Eisen und Chaos: Wie Baustellen die deutsche Industrie ins Schleudern bringen
In Eisenhüttenstadt, wo die Luft nach Eisen und Innovation riecht, wird es momentan ordentlich turbulent. Der Stahlkonzern ArcelorMittal schlägt Alarm. Die Lage ist kritisch, und das hat nicht nur mit dem Wetter zu tun. Erzreserven, so wichtig für die Produktion, sind weit unter dem, was man als sicher erachten würde. Der Grund? Baustellen und Störungen im deutschen Bahnnetz. Diese Probleme sind nicht einfach nur ärgerlich – sie verursachen Milliardenschäden in wichtigen Sektoren wie der Stahl-, Chemie- und Automobilindustrie. Wenn man bedenkt, dass fast 50 Prozent der Transportmengen in der Stahlindustrie per Bahn befördert werden, wird schnell klar: Hier ist Handlungsbedarf angesagt!

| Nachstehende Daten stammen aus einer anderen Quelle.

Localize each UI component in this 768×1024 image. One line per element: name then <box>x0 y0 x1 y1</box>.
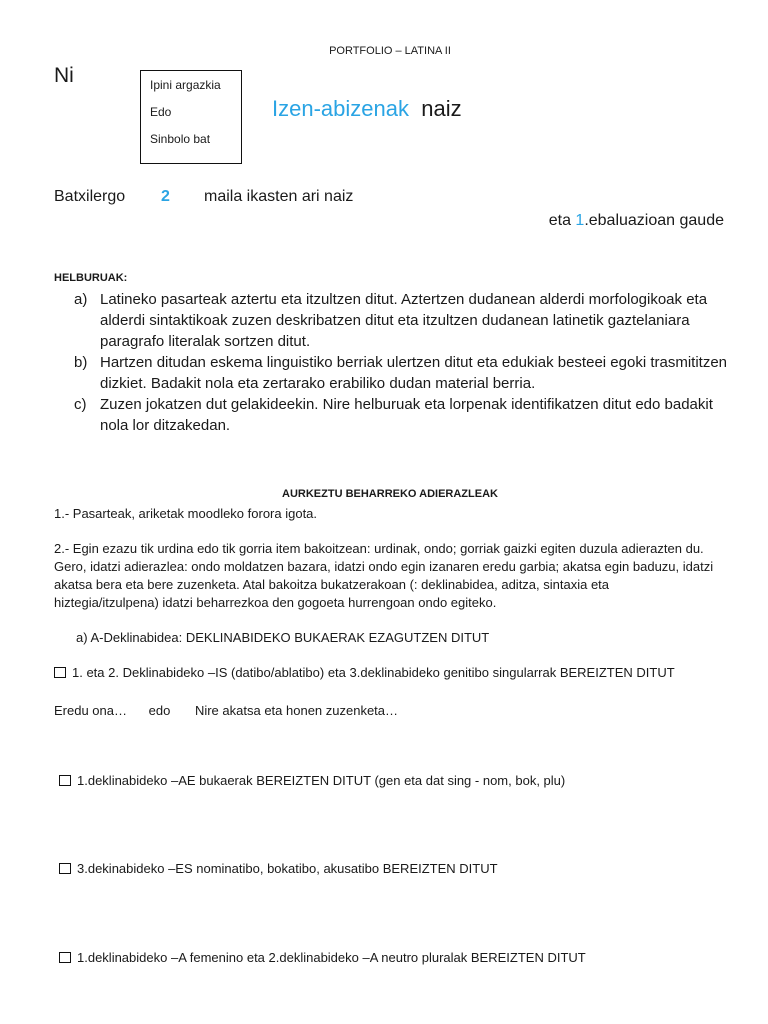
goal-item <box>74 352 734 394</box>
evaluation-line <box>549 212 724 230</box>
grade-prefix: Batxilergo <box>54 188 126 205</box>
example-good[interactable]: Eredu ona… <box>54 703 127 718</box>
photo-box-line-2: Edo <box>150 105 172 119</box>
subsection-a-heading: a) A-Deklinabidea: DEKLINABIDEKO BUKAERAK EZAGUTZEN DITUT <box>76 630 490 645</box>
indicators-heading: AURKEZTU BEHARREKO ADIERAZLEAK <box>282 488 498 500</box>
goal-item <box>74 394 734 436</box>
goal-marker: a) <box>74 291 88 308</box>
goal-marker: c) <box>74 396 87 413</box>
ni-label: Ni <box>54 64 74 87</box>
checklist-item-text: 1.deklinabideko –AE bukaerak BEREIZTEN DITUT (gen eta dat sing - nom, bok, plu) <box>77 773 566 788</box>
checklist-item-3 <box>59 860 719 878</box>
example-line <box>54 702 398 720</box>
goals-list <box>74 289 734 436</box>
checklist-item-4 <box>59 949 719 967</box>
portfolio-title: PORTFOLIO – LATINA II <box>329 45 451 57</box>
goal-text: Latineko pasarteak aztertu eta itzultzen ditut. Aztertzen dudanean alderdi morfologikoak eta alderdi sintaktikoak zuzen deskribatzen ditut eta itzultzen dudanean latinetik gaztelaniara paragrafo literalak sortzen ditut. <box>100 291 708 350</box>
name-suffix: naiz <box>421 96 462 121</box>
checklist-item-2 <box>59 772 719 790</box>
example-mistake[interactable]: Nire akatsa eta honen zuzenketa… <box>194 703 399 718</box>
photo-box-line-3: Sinbolo bat <box>150 132 211 146</box>
eval-number[interactable]: 1 <box>575 212 585 229</box>
indicator-paragraph-2: 2.- Egin ezazu tik urdina edo tik gorria item bakoitzean: urdinak, ondo; gorriak gaizki egiten duzula adierazten du. Gero, idatzi adierazlea: ondo moldatzen bazara, idatzi ondo egin izanaren eredu garbia; akatsa egin baduzu, idatzi akatsa bera eta bere zuzenketa. Atal bakoitza bukatzerakoan (: deklinabidea, aditza, sintaxia eta hiztegia/itzulpena) idatzi beharrezkoa den gogoeta hurrengoan ondo egiteko. <box>54 541 714 610</box>
checklist-item-text: 1. eta 2. Deklinabideko –IS (datibo/ablatibo) eta 3.deklinabideko genitibo singularrak BEREIZTEN DITUT <box>72 665 675 680</box>
goal-text: Hartzen ditudan eskema linguistiko berriak ulertzen ditut eta edukiak besteei egoki trasmititzen dizkiet. Badakit nola eta zertarako erabiliko dudan material berria. <box>100 354 727 392</box>
grade-level[interactable]: 2 <box>161 188 170 205</box>
goals-heading: HELBURUAK: <box>54 272 128 284</box>
example-or: edo <box>148 703 171 718</box>
indicator-paragraph-1: 1.- Pasarteak, ariketak moodleko forora igota. <box>54 506 318 521</box>
eval-suffix: .ebaluazioan gaude <box>584 212 724 229</box>
checkbox[interactable] <box>59 775 71 786</box>
checklist-item-text: 1.deklinabideko –A femenino eta 2.deklinabideko –A neutro pluralak BEREIZTEN DITUT <box>77 950 586 965</box>
eval-prefix: eta <box>548 212 576 229</box>
checkbox[interactable] <box>59 863 71 874</box>
goal-item <box>74 289 734 352</box>
photo-placeholder-box[interactable] <box>140 70 242 164</box>
checklist-item-text: 3.dekinabideko –ES nominatibo, bokatibo, akusatibo BEREIZTEN DITUT <box>77 861 498 876</box>
grade-suffix: maila ikasten ari naiz <box>204 188 354 205</box>
checkbox[interactable] <box>59 952 71 963</box>
goal-text: Zuzen jokatzen dut gelakideekin. Nire helburuak eta lorpenak identifikatzen ditut edo badakit nola lor ditzakedan. <box>100 396 713 434</box>
checkbox[interactable] <box>54 667 66 678</box>
name-line <box>272 96 462 122</box>
checklist-item-1 <box>54 664 714 682</box>
goal-marker: b) <box>74 354 88 371</box>
name-placeholder[interactable]: Izen-abizenak <box>272 96 409 121</box>
photo-box-line-1: Ipini argazkia <box>150 78 221 92</box>
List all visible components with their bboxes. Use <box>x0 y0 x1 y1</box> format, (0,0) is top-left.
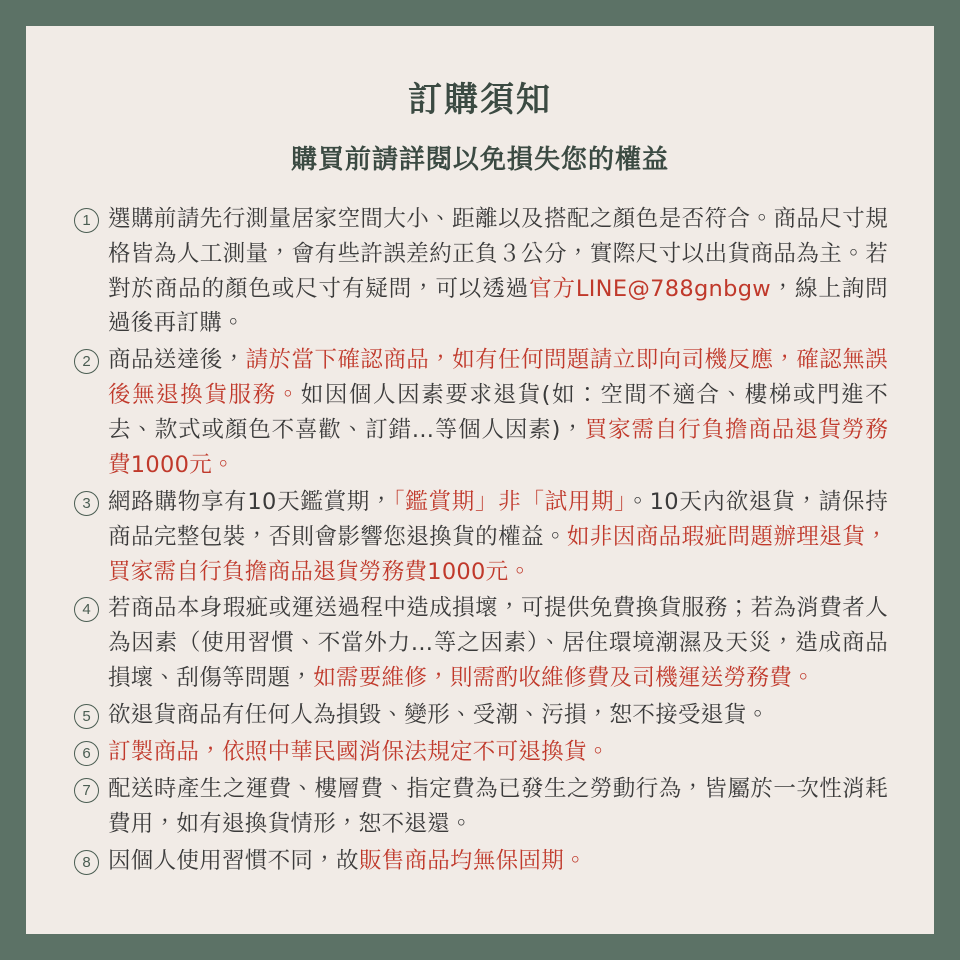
text-segment: 商品送達後， <box>108 347 246 374</box>
text-segment: 如非因商品瑕疵問題辦理退貨，買家需自行負擔商品退貨勞務費1000元。 <box>108 523 888 585</box>
notice-card <box>26 26 934 934</box>
list-item-text <box>108 485 888 590</box>
list-item-text <box>108 343 888 483</box>
list-item <box>74 202 888 342</box>
list-item <box>74 343 888 483</box>
list-item-number: 4 <box>74 597 99 622</box>
text-segment: 買家需自行負擔商品退貨勞務費1000元。 <box>108 417 888 478</box>
text-segment: 「鑑賞期」非「試用期」 <box>393 488 627 515</box>
list-item-number: 3 <box>74 491 99 516</box>
text-segment: 請於當下確認商品，如有任何問題請立即向司機反應，確認無誤後無退換貨服務。 <box>108 347 888 409</box>
text-segment: 欲退貨商品有任何人為損毀、變形、受潮、污損，恕不接受退貨。 <box>108 702 770 729</box>
list-item-text <box>108 591 888 696</box>
list-item-number: 8 <box>74 850 99 875</box>
list-item-number: 7 <box>74 778 99 803</box>
list-item <box>74 485 888 590</box>
text-segment: 若商品本身瑕疵或運送過程中造成損壞，可提供免費換貨服務；若為消費者人為因素（使用習慣、不當外力...等之因素）、居住環境潮濕及天災，造成商品損壞、刮傷等問題， <box>108 595 888 692</box>
page-subtitle: 購買前請詳閱以免損失您的權益 <box>290 144 669 175</box>
list-item <box>74 844 888 879</box>
list-item-number: 2 <box>74 349 99 374</box>
list-item <box>74 772 888 842</box>
list-item-text <box>108 772 888 842</box>
text-segment: 販售商品均無保固期。 <box>358 847 587 874</box>
text-segment: 網路購物享有10天鑑賞期， <box>108 488 394 515</box>
text-segment: 選購前請先行測量居家空間大小、距離以及搭配之顏色是否符合。商品尺寸規格皆為人工測量，會有些許誤差約正負３公分，實際尺寸以出貨商品為主。若對於商品的顏色或尺寸有疑問，可以透過 <box>108 205 888 302</box>
text-segment: ，線上詢問過後再訂購。 <box>108 275 888 337</box>
text-segment: 配送時產生之運費、樓層費、指定費為已發生之勞動行為，皆屬於一次性消耗費用，如有退換貨情形，恕不退還。 <box>108 775 888 837</box>
text-segment: 。10天內欲退貨，請保持商品完整包裝，否則會影響您退換貨的權益。 <box>108 488 888 550</box>
list-item-number: 1 <box>74 208 99 233</box>
list-item <box>74 698 888 733</box>
text-segment: 訂製商品，依照中華民國消保法規定不可退換貨。 <box>108 738 610 765</box>
list-item-text <box>108 202 888 342</box>
list-item-number: 6 <box>74 741 99 766</box>
text-segment: 因個人使用習慣不同，故 <box>108 847 359 874</box>
text-segment: 官方LINE@788gnbgw <box>529 275 771 302</box>
notice-list <box>60 202 900 879</box>
list-item <box>74 735 888 770</box>
page-title: 訂購須知 <box>408 80 552 120</box>
list-item <box>74 591 888 696</box>
text-segment: 如需要維修，則需酌收維修費及司機運送勞務費。 <box>313 665 815 692</box>
list-item-number: 5 <box>74 704 99 729</box>
text-segment: 如因個人因素要求退貨(如：空間不適合、樓梯或門進不去、款式或顏色不喜歡、訂錯...等個人因素)， <box>108 382 888 444</box>
list-item-text <box>108 844 888 879</box>
list-item-text <box>108 735 888 770</box>
list-item-text <box>108 698 888 733</box>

Gerade die Automobilindustrie hat die Engpässe schmerzlich zu spüren bekommen. Transportkapazitäten schmelzen dahin wie Schnee in der Sonne. Unternehmen sind gezwungen, auf Lkw umzuschwenken, was nicht nur höhere Kosten mit sich bringt, sondern auch mehr Planungsaufwand erfordert. Die Chemieindustrie bleibt ebenfalls nicht verschont: Jährlich rollen etwa 25 Millionen Tonnen chemische Erzeugnisse auf den Schienen durch Deutschland. Verspätete Lieferungen und übervolle Lager sind hier an der Tagesordnung – eine gefährliche Kombination. Der Hauptgeschäftsführer des Verbands der Chemischen Industrie, Wolfgang Große Entrup, hat bereits lautstark nach dringend benötigten Maßnahmen zur Verbesserung des Güterverkehrs gerufen.
Ein schleichendes Chaos
Das Baustellen-Chaos, das die Deutsche Bahn gerade über die Wirtschaft hereinbrechen lässt, ist nicht zu unterschätzen. Umleitungen und Störungen bei den Güterzügen sind an der Tagesordnung. Die Stahlindustrie ist besonders betroffen, denn hier sind die Schienen der zentrale Verkehrsträger. Selbst der Konkurrent Salzgitter musste bereits die Hochofenproduktion drosseln – ein klarer Hinweis darauf, wie ernst die Situation ist. Und das ist noch nicht alles: Die Automobilbranche hat seit 2022 zunehmend Verkehr auf die Straße verlagert, was die Probleme nur noch verschärft.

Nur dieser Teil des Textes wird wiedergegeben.